Little Miss Sunshine: Movie Review

7_little_miss_sunshineLittle Miss Sunshine is the first feature film directed by Jonathan Dayton and Valerie Faris, directors who previously made many respectable music videos working with groups such as The Smashing Pumpkins, Red Hot Chilli Peppers and Korn. The movie was released in 2006 (but it took 5 years to make), it was very successful, and also won two Oscars, one for best screenplay and one for best supporting actor (Alan Arkin). The film is a brilliant dramatic comedy, and below I will try to explain the reason behind my enthusiastic judgment.

In Little Miss Sunshine we follow the (dis)adventures of a family of Albuquerque: we get to know the father (Greg Kinnear), the mother (Toni Collette), the grandfather (Alan Arkin), the uncle (Steve Carell), and the two sons (Paul Dano and the splendid Abigail Breslin). The father is a loser who hates losers, the mother is stressed out, the grandfather is a drug addict, the uncle just tried to kill himself, the son has not spoken for months and hates the whole world, and the daughter feels that she’s too fat to participate in the beauty contests she sees on television. In other words, it is a family with normal problems in a particularly difficult moment.

And if this were a stupid movie, by the end of it everyone would have solved their problems and live happily ever after. But this film is anything but stupid, luckily, and the ending is very different.
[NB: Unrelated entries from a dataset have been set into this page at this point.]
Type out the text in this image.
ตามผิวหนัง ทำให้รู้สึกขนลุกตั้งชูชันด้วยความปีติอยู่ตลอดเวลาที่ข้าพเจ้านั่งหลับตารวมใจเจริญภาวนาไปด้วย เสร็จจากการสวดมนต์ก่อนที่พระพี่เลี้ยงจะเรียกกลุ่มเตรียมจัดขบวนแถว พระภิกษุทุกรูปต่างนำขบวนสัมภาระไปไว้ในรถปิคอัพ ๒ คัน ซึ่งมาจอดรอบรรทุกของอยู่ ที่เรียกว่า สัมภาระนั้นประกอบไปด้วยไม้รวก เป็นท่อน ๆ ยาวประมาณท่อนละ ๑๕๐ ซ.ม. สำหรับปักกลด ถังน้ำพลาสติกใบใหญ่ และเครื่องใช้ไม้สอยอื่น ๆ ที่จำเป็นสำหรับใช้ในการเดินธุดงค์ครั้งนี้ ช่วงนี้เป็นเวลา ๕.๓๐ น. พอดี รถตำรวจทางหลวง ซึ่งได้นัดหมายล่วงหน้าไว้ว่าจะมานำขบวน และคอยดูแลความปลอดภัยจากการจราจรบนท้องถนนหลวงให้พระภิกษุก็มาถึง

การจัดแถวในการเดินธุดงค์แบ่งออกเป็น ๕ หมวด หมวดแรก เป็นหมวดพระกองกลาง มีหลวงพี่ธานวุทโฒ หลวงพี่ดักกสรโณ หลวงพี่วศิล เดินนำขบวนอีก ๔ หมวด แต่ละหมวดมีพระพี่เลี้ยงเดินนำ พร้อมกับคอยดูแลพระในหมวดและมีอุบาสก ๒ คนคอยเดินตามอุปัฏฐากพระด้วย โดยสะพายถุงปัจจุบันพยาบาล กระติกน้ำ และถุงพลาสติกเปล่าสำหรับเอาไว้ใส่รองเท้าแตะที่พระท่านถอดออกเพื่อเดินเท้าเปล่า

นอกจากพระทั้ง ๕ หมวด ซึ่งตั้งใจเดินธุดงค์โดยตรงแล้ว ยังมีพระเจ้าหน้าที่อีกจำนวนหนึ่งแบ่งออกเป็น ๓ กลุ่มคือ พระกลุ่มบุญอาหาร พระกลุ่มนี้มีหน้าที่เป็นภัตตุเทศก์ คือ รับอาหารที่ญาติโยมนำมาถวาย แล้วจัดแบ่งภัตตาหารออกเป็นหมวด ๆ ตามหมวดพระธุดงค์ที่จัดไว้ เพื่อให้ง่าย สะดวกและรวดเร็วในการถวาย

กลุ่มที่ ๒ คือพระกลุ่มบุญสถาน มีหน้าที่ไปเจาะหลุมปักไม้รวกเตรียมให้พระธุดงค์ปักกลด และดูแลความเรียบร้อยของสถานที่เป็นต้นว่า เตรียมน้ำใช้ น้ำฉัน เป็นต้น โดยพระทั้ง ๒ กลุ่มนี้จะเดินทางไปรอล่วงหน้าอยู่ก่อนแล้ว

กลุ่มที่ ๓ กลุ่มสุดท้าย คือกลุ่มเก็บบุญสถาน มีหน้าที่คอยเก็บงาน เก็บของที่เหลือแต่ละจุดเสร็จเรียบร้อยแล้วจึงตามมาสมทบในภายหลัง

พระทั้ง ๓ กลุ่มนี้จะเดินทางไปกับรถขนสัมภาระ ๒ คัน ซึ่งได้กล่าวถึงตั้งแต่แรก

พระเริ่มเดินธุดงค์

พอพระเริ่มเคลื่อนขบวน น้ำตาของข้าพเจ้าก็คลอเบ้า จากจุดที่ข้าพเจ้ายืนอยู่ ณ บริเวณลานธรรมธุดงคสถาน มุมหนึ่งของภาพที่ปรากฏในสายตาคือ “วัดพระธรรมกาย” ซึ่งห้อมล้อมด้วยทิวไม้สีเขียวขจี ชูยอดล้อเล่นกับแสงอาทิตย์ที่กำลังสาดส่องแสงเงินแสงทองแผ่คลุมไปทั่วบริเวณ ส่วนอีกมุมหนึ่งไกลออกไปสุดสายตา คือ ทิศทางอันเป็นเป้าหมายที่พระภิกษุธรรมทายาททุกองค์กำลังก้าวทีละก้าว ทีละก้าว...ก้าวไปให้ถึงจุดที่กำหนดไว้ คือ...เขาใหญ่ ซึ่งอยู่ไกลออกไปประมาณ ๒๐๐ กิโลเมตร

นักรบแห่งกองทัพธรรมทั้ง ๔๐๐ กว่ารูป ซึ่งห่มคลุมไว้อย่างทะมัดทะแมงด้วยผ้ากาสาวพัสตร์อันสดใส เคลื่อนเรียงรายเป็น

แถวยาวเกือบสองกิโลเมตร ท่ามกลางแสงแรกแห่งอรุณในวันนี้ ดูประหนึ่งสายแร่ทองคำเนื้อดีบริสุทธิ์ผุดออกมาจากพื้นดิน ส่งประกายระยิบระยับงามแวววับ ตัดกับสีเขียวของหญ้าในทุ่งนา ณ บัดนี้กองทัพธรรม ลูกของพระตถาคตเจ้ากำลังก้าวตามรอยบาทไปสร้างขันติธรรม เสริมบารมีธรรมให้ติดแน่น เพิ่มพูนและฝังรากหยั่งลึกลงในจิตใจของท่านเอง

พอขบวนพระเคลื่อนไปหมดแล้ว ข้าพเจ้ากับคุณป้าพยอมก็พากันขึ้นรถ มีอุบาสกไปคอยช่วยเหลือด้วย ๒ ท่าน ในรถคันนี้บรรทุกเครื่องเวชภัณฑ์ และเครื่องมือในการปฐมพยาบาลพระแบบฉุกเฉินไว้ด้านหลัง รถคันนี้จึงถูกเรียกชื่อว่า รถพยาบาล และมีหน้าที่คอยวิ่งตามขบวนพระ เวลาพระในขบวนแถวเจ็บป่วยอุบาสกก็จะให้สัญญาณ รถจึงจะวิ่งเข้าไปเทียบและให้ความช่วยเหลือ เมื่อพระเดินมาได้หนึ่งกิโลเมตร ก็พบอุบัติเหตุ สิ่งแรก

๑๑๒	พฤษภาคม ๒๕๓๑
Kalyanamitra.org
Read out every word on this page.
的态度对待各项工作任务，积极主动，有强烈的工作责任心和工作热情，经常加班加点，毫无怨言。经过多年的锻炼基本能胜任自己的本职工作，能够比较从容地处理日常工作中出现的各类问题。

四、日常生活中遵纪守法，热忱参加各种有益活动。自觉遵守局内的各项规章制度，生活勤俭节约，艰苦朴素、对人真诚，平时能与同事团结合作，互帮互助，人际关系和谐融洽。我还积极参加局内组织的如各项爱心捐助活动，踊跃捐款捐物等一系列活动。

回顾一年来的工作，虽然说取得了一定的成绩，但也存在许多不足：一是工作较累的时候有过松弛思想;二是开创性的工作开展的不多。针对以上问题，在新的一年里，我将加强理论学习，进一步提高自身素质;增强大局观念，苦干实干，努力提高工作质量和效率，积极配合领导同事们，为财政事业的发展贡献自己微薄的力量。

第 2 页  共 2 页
During the film they simply learn to be together, to collaborate (look at the metaphor of the van whose engine doesn’t start unless everyone pushes it), and above all to accept themselves for what they are (this is very clear in the scene of the collective dance during the beauty contest). The obsession with being a winner and following the American dream of success and money is ridiculed for what it is: nonsense. We must live the life we ​​want, not the life imposed by the society and that we constantly see in advertisement. And we just have to try to be happy, this is Little Miss Sunshine’s take-home message.

The characters are all fantastic. The character arc of the father during the movie is impressive. The grandfather is also very interesting: far from being a wise man, he at least speaks with a certain clarity given by his years of life experience. And then the little girl is lovely: pure, innocent, and open to the experiences that life offers her. Then also Paul Dano (it’s his first movie) has a great role, funny at the beginning and then anything but stupid in the second part of the film. Then the soundtrack is beautiful, the colors… in short, it’s a good movie.

Finally, how can we not sympathize with a story written to go against the distorted ideas of the Governator, Arnold Schwarzenegger? The idea for the script came to the writer Michael Arndt after he listened to a public speech by the Austrian actor/politician in which he claimed to hate losers. Well, the screenplay for Little Miss Sunshine goes against the liberal/turbocapitalist idea that in life either you go up in the social pyramid or you go down. So thank you Arnold, but above all thank you Michael Arndt for writing a story that not only amuses us, but also makes us think. Simple and brilliant. Worth watching! Ciao!

PS: it was funny to see both Bryan Cranston and Dean Harris in the movie (they have two small roles) years before starring in Breaking Bad, which also takes place in Albuquerque!